La posizione di Bonhoeffer è evidentemente affine a quella di Constant, semmai si tratta di stabilire fino a che punto ne riprenda la motivazione di fondo. Bonhoeffer, come abbiamo visto, non parla di un diritto alla verità che spetta ad alcuni e non ad altri, ma di diversi ordini del reale che non vengono rispettati da colui che dice o vuole sapere la verità sempre e comunque, così come della astrazione violenta di un singolo ordine dalla totalità del reale. Chi opera l’intrusione indebita in un ordine della realtà o chi ne vuole assolutizzare uno a dispetto di altri va quindi contro la realtà e, in questo senso, è lecito dire che costui non ha un diritto a conoscere la verità. Meglio ancora, nella prospettiva di Bonhoeffer, si può dire che la sua pretesa di verità entra in conflitto con una superiore mediante la quale viene relativizzata e in ultimo abolita. Come abbiamo detto prima, la teoria tradizionale della verità come corrispondenza dell’intelletto e della parola alla realtà sembra ritenuta valida da Bonhoeffer, ma il suo significato cambia a seconda che con «realtà» si intenda la mera fattualità empirica oppure la pienezza della realtà, cioè non soltanto la totalità del reale, ma la realtà nel suo senso essenziale e perciò normativo.

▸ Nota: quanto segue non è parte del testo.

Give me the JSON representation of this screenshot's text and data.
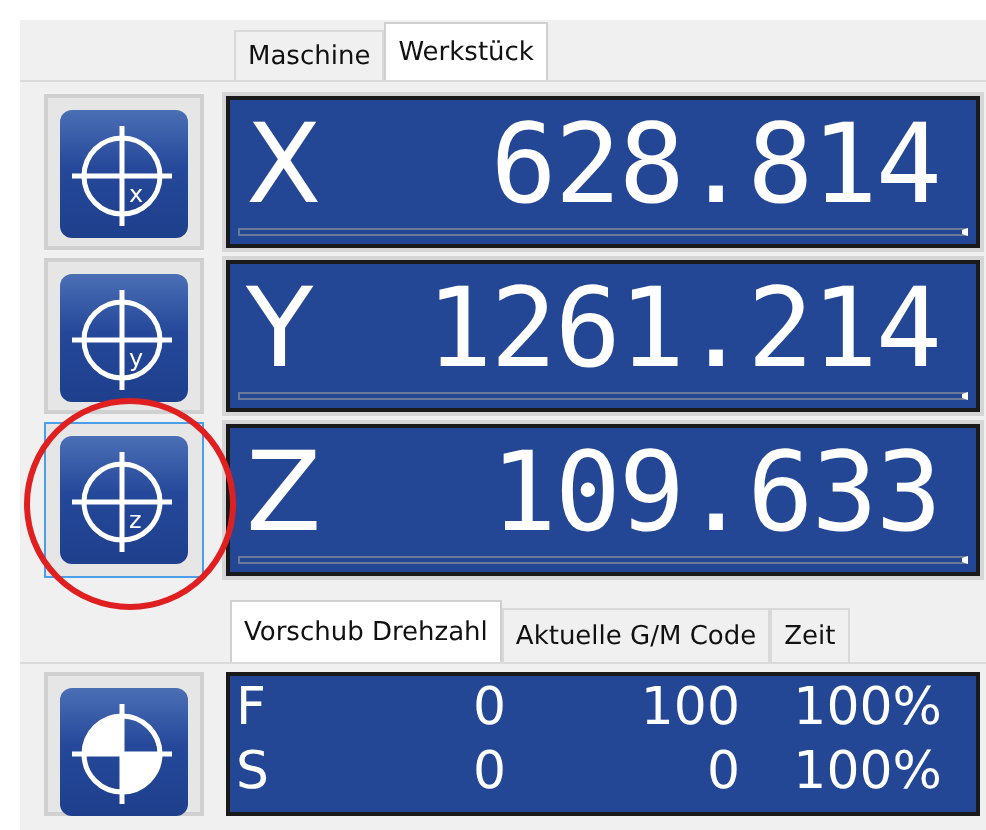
{
  "top_tabs": [
    {
      "label": "Maschine",
      "selected": false
    },
    {
      "label": "Werkstück",
      "selected": true
    }
  ],
  "axes": [
    {
      "letter": "X",
      "value": "628.814",
      "icon_label": "x",
      "focused": false,
      "circled": false
    },
    {
      "letter": "Y",
      "value": "1261.214",
      "icon_label": "y",
      "focused": false,
      "circled": false
    },
    {
      "letter": "Z",
      "value": "109.633",
      "icon_label": "z",
      "focused": true,
      "circled": true
    }
  ],
  "bottom_tabs": [
    {
      "label": "Vorschub Drehzahl",
      "selected": true
    },
    {
      "label": "Aktuelle G/M Code",
      "selected": false
    },
    {
      "label": "Zeit",
      "selected": false
    }
  ],
  "feed_rows": [
    {
      "letter": "F",
      "actual": "0",
      "set": "100",
      "override": "100%"
    },
    {
      "letter": "S",
      "actual": "0",
      "set": "0",
      "override": "100%"
    }
  ]
}
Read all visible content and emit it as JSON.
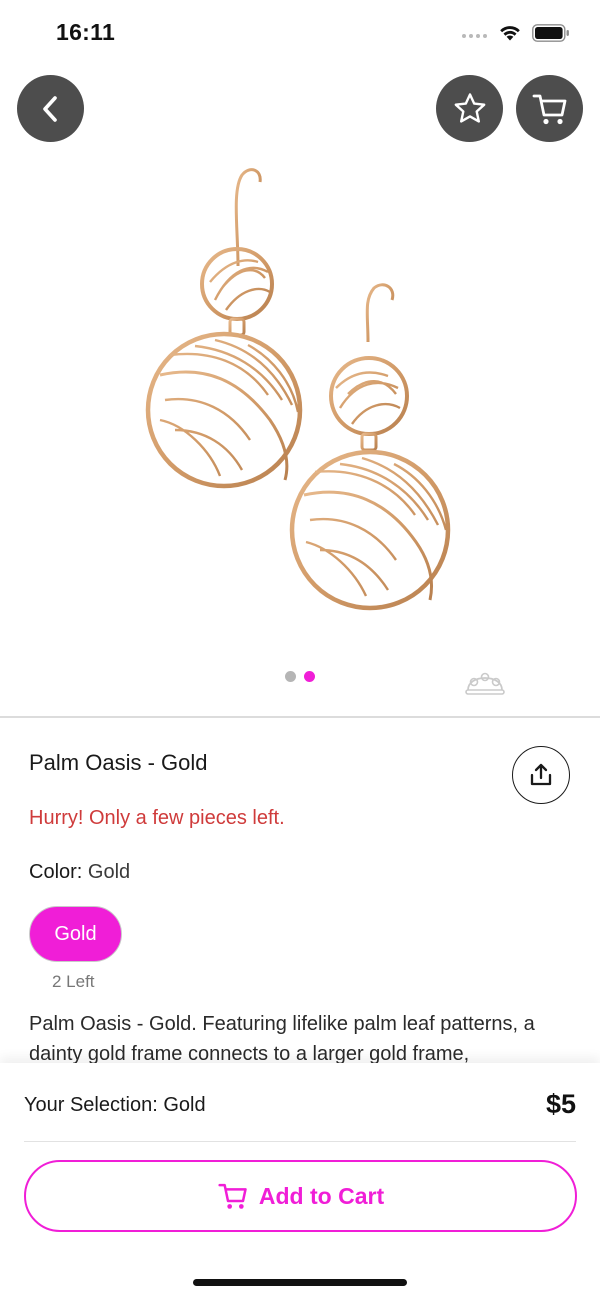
{
  "status_bar": {
    "time": "16:11"
  },
  "header": {
    "back_icon": "chevron-left-icon",
    "favorite_icon": "star-icon",
    "cart_icon": "cart-icon",
    "button_color": "#4d4d4d"
  },
  "product": {
    "title": "Palm Oasis - Gold",
    "stock_warning": "Hurry! Only a few pieces left.",
    "color_label": "Color: ",
    "color_value": "Gold",
    "color_options": [
      {
        "label": "Gold",
        "stock": "2 Left",
        "selected": true
      }
    ],
    "description": "Palm Oasis - Gold. Featuring lifelike palm leaf patterns, a dainty gold frame connects to a larger gold frame,",
    "image_count": 2,
    "active_image_index": 1
  },
  "bottom_bar": {
    "selection_label": "Your Selection: Gold",
    "price": "$5",
    "add_to_cart_label": "Add to Cart"
  },
  "colors": {
    "accent": "#f01ed7",
    "warning": "#cf3b3b"
  }
}
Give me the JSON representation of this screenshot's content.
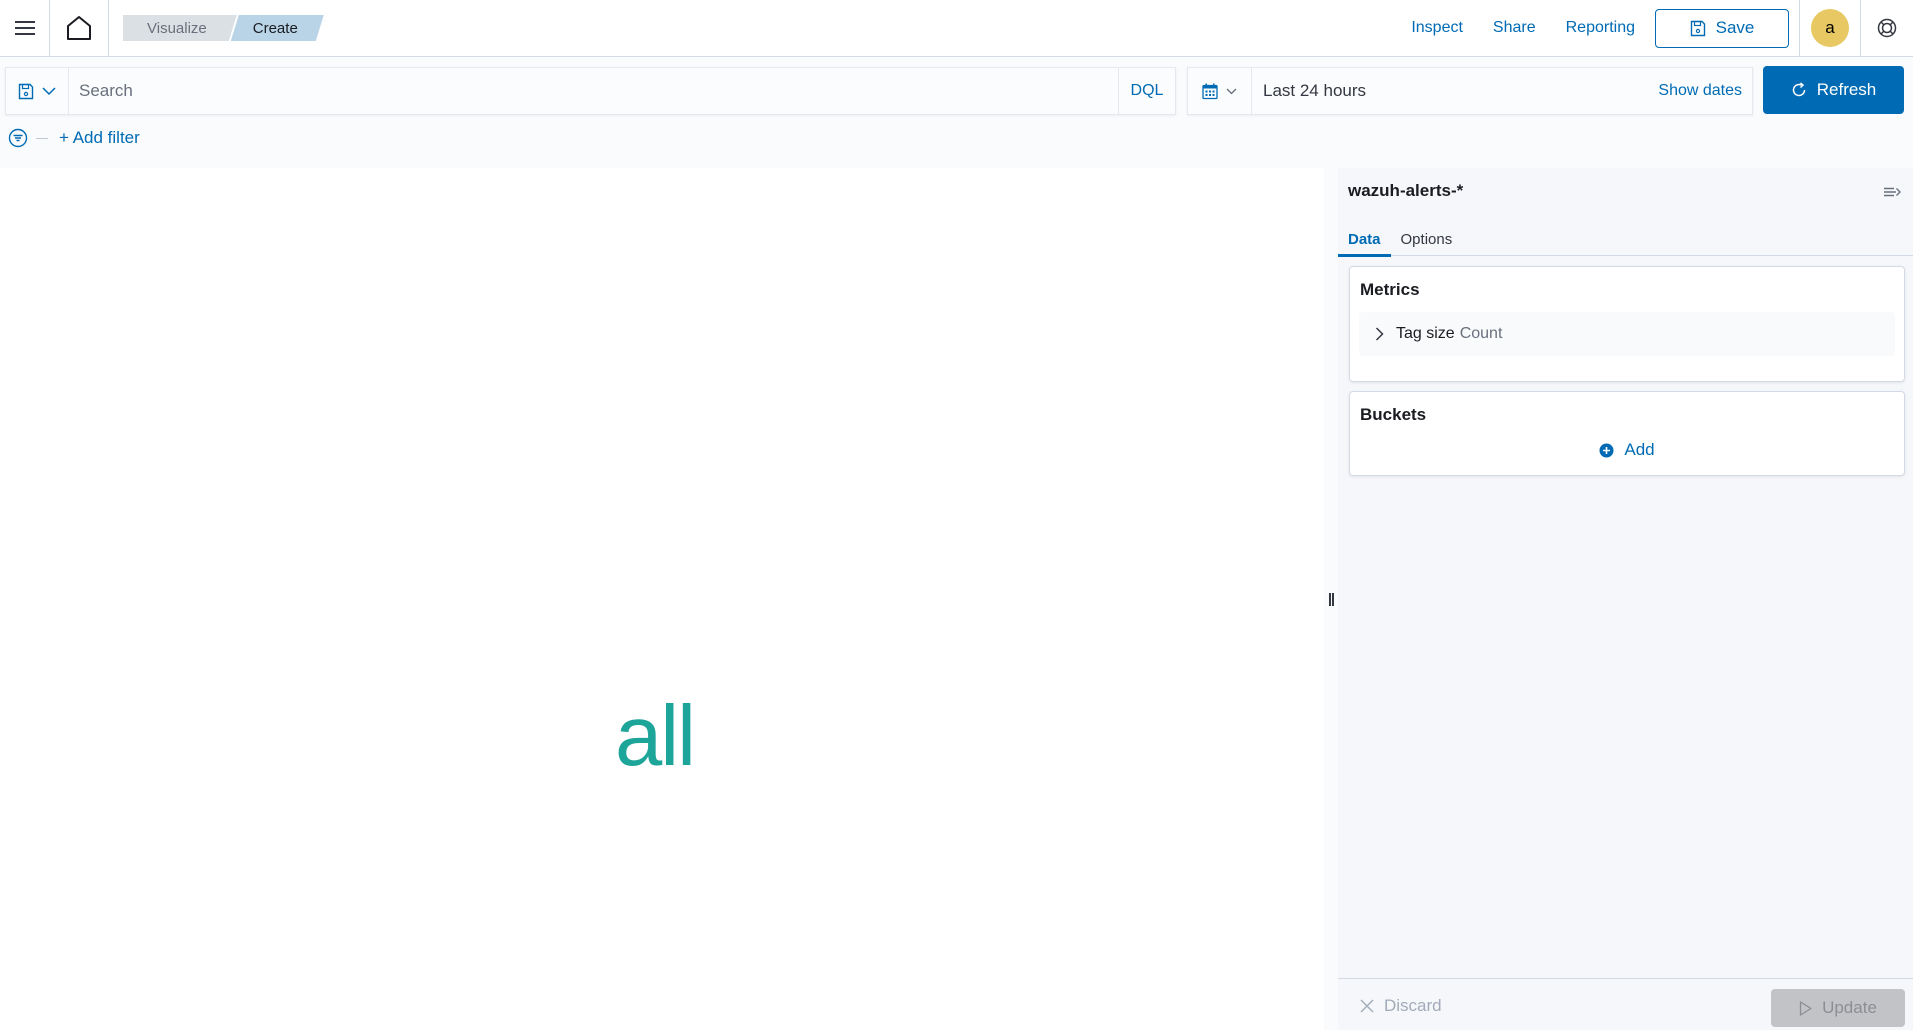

Le riflessioni presenti nell’Etica, soprattutto nel saggio La storia e il bene, confermano questa duplicità di significato del concetto di realtà, che con tutta probabilità Bonhoeffer deriva dalla tradizione di pensiero aristotelico-tomista attualizzata nel libro Die Wirklichkeit und das Gute (1935) del suo contemporaneo Josef Pieper.[21] Proprio in questo testo, volto a riabilitare una forma di realismo e intellettualismo etici, Pieper giustificava la tesi che «la realtà è il fondamento del bene»[22] con il rimando alla dottrina dei trascendentali di S. Tommaso e quindi alla corrispondenza tra la realtà del mondo e la forma essenziale pensata e voluta da Dio nella creazione. Bonhoeffer ha ripreso questa idea in molti punti della sua riflessione etica, in particolare per illustrare il significato della responsabilità etica. Quest’ultima si fonda sull’atteggiamento dell’«adeguatezza alle cose (Sachgemäßigkeit)»,[23] il quale esclude tanto quello che Nietzsche chiamava «l’atteggiamento servile di fronte ai fatti», quanto una contestazione della realtà in nome di un ideale astratto. L’adeguatezza alle cose è quindi la relazione con le cose che non ne corrompe la natura, bensì riconosce la legge essenziale che le governa. Essa può allora significare andare contro ciò che di fatto esiste, se ciò che esiste contraddice il reale nella sua autenticità. Se riconsideriamo il saggio sul dire la verità alla luce di questa concezione, allora diviene più chiara l’idea espressa da Bonhoeffer che la verità dei fatti, in taluni casi, non è la verità «vera», ma la verità falsa, cioè è quella «verità satanica» che, come si diceva prima, sotto l’apparenza della verità, nega ciò che è effettivamente reale. In tali casi, il non dire la verità si configura come un atto di «saggezza» o di «prudenza» che è veramente conforme alla realtà, e che quindi, se così si può dire, è «più» vero rispetto alla semplice verità come corrispondenza ai fatti.
IV.
In questo modo Bonhoeffer ha voluto dare una giustificazione della sua rinuncia alla parrhesia che, pur espressa in modo non sempre chiaro, appare convincente, soprattutto se è fatta valere contro un rigorismo etico come quello kantiano che finisce nell’assurdità. Rimane invece da capire se questa giustificazione teorica abbia appianato del tutto i conflitti interiori che hanno scosso Bonhoeffer nella sua scelta di rinunciare alla parrhesia. Così non sembra, se almeno stiamo a quello che egli scrive nel saggio Dieci anni dopo, dove, dopo aver constatato che «(…) abbiamo imparato l’arte della simulazione e del discorso ambiguo, l’esperienza ci ha resi diffidenti nei confronti degli uomini e spesso siamo rimasti in debito con loro della verità e di una parola libera (…)», si domandava se, intrapresa questa strada costellata di ambiguità e doppiezze, era possibile «essere ancora utili».[24] In queste osservazioni pare emergere la consapevolezza che la necessità di ricorrere in certe occasioni alla menzogna, seppur di tipo difensivo, non rende comunque la menzogna qualcosa di buono, ma tutt’al più qualcosa di giustificabile in una condizione di conflitto normativo,[25] e che il ricorso sistematico e prolungato alla menzogna, pur con finalità ritenute buone, inquina comunque i rapporti fra gli uomini, ovvero come lo stesso Bonhoeffer affermava qualche anno prima in Sequela, «distrugge la comunione» fra essi.[26]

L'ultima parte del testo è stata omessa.